Prediction of High Photoconversion Efficiency and Photocatalytic Water Splitting in Vertically Stacked TMD Heterojunctions MX₂/WS₂ and MX₂/MoSe₂ (M = Cr, Mo, W; X= S, Se, Te)

Abstract

Based on two-dimensional (2D) transition metal dichalcogenides (TMDs) exhibiting strong light-matter interactions and spin-valley locking properties, we construct two types of MX2/WS2 and MX2/MoSe2 (M=Cr, Mo, W, and X=S, Se, Te) heterojunctions to investigate their electronic and optical properties based on first-principles calculations. The calculated results indicate that eight heterojunctions are semiconductors with staggered gaps, which are beneficial for prolonging the lifetime of excitons and promoting the efficient separation of photogenerated electrons and holes. The absorption coefficients of these heterojunctions reach the order of 105 cm-1 in the visible range, especially the MX2/MoSe2 heterojunctions. Among the considered heterojunctions, MoS2/WS2, MoSe2/WS2, WSe2/WS2, and WSe2/MoSe2 heterojunctions exhibit suitable band gaps and high carrier mobility, indicating promising potential for photocatalysis.

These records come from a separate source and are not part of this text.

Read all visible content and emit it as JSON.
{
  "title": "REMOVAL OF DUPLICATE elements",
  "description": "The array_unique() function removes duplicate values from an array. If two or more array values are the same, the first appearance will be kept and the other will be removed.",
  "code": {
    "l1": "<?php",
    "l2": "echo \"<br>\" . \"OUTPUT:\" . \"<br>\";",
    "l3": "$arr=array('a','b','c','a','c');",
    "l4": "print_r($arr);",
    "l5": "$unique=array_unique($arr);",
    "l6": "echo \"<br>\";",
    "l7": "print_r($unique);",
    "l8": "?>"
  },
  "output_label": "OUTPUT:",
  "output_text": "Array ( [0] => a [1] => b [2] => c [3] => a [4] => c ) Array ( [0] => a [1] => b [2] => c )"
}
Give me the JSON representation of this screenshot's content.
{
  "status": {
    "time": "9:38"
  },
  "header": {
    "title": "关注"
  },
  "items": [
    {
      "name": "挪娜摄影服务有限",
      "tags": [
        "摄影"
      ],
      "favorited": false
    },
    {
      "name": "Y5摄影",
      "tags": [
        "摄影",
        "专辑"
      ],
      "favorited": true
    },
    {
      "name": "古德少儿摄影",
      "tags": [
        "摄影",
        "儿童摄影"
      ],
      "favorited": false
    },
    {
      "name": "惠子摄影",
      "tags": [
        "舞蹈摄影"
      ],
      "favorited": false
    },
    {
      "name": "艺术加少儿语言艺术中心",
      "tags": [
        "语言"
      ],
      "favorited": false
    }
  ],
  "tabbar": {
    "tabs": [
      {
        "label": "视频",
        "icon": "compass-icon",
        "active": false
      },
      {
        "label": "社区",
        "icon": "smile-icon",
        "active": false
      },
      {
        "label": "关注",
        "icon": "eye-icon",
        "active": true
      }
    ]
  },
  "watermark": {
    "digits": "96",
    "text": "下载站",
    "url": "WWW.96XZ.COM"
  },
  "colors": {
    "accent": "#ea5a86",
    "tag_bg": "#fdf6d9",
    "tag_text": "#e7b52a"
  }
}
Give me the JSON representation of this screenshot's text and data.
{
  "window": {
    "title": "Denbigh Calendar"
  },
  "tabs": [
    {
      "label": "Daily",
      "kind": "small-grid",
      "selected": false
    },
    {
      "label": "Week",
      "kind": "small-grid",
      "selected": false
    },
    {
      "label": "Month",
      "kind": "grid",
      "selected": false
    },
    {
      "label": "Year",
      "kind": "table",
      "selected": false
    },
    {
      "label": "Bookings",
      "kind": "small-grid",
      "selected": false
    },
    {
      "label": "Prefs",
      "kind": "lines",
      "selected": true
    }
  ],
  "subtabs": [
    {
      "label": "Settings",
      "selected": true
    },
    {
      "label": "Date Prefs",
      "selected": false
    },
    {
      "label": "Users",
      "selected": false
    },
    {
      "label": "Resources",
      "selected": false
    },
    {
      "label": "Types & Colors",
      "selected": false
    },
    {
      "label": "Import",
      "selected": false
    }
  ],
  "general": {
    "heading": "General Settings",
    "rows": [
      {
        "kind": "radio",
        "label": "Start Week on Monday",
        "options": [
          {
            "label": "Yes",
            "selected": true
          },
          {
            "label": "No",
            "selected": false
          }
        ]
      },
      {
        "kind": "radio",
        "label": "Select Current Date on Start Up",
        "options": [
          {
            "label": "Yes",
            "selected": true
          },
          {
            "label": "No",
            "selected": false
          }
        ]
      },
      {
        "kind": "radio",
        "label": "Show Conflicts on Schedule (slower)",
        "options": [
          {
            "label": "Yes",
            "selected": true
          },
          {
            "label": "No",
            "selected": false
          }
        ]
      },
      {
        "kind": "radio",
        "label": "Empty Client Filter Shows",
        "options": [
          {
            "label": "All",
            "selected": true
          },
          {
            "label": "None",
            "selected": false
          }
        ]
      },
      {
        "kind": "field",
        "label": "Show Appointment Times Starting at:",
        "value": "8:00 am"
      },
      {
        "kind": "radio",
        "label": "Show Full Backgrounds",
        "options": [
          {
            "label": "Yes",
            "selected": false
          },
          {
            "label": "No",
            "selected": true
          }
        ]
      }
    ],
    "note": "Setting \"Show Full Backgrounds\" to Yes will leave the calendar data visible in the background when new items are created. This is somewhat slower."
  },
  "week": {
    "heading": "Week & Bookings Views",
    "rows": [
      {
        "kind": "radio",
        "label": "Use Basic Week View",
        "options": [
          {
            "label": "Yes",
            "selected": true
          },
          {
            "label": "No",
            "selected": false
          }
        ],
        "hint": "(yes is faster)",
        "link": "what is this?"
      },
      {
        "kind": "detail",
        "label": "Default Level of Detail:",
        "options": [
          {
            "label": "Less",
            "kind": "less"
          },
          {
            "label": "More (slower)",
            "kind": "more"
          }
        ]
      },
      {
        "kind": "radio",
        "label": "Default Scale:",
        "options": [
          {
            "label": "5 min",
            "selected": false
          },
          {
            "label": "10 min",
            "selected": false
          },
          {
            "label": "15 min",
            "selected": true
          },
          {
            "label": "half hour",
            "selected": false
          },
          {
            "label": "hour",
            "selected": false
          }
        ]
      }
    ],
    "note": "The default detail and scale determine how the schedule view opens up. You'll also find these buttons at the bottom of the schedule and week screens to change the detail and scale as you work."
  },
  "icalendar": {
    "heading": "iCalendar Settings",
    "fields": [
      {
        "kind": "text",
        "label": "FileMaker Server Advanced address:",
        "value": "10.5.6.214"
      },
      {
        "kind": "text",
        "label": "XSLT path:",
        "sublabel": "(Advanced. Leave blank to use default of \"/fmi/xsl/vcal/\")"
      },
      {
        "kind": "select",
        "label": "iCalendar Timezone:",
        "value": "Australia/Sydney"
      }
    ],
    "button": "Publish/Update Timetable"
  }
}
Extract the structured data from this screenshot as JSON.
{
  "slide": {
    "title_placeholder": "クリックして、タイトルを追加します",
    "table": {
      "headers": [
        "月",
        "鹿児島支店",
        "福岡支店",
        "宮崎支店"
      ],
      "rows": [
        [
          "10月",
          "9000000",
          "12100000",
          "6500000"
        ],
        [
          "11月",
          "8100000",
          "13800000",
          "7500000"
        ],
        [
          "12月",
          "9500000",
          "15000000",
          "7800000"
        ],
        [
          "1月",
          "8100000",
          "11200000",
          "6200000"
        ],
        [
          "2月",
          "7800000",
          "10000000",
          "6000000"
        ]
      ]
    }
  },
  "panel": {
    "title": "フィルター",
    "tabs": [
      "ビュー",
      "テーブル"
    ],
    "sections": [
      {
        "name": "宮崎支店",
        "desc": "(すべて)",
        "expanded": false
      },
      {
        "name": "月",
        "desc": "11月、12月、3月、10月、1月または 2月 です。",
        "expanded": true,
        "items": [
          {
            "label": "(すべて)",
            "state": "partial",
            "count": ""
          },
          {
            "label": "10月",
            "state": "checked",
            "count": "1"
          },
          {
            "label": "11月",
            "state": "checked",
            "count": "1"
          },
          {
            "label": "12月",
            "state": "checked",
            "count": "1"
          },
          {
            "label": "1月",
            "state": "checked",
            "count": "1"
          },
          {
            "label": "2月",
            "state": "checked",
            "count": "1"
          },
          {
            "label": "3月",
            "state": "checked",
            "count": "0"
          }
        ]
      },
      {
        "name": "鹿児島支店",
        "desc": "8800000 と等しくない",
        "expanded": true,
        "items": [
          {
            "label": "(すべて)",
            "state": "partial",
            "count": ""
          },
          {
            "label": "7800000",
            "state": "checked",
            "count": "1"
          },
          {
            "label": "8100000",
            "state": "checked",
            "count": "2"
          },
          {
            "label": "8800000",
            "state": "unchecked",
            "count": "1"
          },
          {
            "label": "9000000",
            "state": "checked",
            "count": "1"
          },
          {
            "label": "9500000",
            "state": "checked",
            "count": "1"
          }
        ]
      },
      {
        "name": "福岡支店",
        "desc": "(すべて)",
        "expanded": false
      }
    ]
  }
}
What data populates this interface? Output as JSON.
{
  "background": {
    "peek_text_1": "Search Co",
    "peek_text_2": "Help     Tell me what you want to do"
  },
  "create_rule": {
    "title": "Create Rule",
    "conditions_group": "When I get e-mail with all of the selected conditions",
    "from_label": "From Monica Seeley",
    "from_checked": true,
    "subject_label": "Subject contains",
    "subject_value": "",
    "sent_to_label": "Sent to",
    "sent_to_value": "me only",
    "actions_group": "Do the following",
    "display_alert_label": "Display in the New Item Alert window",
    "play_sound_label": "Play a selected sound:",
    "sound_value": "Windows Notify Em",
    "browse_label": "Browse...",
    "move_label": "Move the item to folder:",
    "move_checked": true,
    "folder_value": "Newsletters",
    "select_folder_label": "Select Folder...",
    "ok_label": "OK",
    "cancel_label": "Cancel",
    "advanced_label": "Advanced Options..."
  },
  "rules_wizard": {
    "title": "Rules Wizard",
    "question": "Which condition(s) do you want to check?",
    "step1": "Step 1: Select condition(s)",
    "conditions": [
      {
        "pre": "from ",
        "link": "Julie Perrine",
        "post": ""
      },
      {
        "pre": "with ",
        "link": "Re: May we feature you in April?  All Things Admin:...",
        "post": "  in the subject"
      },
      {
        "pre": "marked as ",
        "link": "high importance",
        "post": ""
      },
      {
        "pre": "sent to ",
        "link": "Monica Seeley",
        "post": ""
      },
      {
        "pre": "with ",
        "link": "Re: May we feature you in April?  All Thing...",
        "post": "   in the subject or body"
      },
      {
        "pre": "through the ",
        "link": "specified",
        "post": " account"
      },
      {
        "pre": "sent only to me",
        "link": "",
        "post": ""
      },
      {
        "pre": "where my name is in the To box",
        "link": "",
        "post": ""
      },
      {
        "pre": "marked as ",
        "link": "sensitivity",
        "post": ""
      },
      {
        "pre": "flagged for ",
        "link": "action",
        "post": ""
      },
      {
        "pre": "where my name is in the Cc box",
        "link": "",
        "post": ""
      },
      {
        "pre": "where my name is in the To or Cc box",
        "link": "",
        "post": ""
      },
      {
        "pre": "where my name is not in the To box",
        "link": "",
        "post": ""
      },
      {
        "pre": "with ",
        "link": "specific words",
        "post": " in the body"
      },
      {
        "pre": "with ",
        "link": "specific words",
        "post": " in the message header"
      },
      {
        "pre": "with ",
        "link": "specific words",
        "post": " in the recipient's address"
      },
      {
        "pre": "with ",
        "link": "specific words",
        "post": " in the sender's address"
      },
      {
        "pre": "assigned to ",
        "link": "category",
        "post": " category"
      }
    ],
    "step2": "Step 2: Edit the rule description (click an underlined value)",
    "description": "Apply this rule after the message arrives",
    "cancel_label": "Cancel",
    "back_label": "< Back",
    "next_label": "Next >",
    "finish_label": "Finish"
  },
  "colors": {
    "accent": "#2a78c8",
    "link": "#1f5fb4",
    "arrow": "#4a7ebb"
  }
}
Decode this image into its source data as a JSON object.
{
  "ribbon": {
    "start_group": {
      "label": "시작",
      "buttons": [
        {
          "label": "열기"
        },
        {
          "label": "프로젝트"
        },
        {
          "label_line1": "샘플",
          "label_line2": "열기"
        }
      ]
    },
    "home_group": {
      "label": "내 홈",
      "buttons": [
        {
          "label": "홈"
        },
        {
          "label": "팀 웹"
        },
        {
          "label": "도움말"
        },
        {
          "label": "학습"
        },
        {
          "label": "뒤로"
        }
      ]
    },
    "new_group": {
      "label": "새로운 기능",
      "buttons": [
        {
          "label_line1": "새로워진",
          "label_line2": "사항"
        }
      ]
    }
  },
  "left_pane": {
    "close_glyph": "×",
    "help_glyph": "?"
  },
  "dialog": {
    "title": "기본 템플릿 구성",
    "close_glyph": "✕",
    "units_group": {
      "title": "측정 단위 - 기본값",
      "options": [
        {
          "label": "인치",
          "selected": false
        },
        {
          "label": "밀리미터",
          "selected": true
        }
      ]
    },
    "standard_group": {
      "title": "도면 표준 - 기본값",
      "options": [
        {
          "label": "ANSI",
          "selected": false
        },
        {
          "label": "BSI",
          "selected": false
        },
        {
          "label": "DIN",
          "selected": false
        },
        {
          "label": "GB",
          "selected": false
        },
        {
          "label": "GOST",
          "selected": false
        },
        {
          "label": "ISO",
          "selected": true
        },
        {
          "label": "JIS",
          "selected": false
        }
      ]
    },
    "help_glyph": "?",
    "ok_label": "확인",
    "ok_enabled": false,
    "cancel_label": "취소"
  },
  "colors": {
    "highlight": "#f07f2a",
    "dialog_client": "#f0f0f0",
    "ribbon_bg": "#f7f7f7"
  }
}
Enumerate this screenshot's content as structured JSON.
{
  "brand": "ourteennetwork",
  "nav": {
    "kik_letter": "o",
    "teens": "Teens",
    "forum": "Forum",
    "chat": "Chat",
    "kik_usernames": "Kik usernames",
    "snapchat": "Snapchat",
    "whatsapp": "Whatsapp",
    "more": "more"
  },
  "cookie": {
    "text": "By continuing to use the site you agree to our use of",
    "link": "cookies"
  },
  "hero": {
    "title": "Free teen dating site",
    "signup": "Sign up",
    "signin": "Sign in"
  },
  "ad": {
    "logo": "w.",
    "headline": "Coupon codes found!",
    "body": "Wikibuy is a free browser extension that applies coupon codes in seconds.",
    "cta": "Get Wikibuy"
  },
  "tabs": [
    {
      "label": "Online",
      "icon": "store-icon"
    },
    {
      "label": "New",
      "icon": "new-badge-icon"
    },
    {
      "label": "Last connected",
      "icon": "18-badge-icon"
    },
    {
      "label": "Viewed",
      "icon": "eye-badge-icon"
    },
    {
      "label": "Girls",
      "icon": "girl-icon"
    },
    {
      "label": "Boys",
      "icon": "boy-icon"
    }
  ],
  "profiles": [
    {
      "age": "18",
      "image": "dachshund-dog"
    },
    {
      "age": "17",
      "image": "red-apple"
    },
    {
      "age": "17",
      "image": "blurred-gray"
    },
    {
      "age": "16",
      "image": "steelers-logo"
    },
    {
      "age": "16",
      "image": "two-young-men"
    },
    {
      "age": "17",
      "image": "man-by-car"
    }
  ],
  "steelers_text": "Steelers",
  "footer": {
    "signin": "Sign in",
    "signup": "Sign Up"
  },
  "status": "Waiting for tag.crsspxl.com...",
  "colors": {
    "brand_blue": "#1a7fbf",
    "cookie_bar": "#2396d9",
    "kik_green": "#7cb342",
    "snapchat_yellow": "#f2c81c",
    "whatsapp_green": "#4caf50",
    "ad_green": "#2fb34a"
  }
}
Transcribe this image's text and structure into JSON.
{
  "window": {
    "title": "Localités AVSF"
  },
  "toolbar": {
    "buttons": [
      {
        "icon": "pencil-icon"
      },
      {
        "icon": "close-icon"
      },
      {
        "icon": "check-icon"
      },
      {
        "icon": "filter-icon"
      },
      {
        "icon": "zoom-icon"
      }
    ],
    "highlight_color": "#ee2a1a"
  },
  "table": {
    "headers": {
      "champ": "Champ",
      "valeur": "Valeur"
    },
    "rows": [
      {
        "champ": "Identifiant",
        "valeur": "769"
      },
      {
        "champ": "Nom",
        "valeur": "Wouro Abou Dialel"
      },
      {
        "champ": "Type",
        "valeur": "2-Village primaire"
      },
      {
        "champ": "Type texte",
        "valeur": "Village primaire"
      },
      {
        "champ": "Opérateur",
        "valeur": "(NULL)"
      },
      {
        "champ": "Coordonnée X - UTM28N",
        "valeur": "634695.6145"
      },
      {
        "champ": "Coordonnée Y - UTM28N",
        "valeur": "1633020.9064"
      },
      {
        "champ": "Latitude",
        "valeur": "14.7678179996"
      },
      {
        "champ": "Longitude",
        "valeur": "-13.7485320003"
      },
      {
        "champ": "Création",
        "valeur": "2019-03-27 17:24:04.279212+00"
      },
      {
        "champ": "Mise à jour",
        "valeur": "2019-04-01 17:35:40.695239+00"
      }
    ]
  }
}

Meanwhile, a promising water splitting photocatalyst WSe2/MoSe2 is predicted successfully by analyzing the corresponding photocatalytic water splitting properties. More importantly, the photoconversion efficiency (PCE) of the MoTe2/MoSe2 heterojunction is as high as 25.84%, which has a larger value compared to the PCE of the OsNCl/FeNCl heterojunction (23.45%) reported recently. These findings provide theoretical evidence and identify excellent candidate materials for the advancement of optoelectronics and photocatalysis.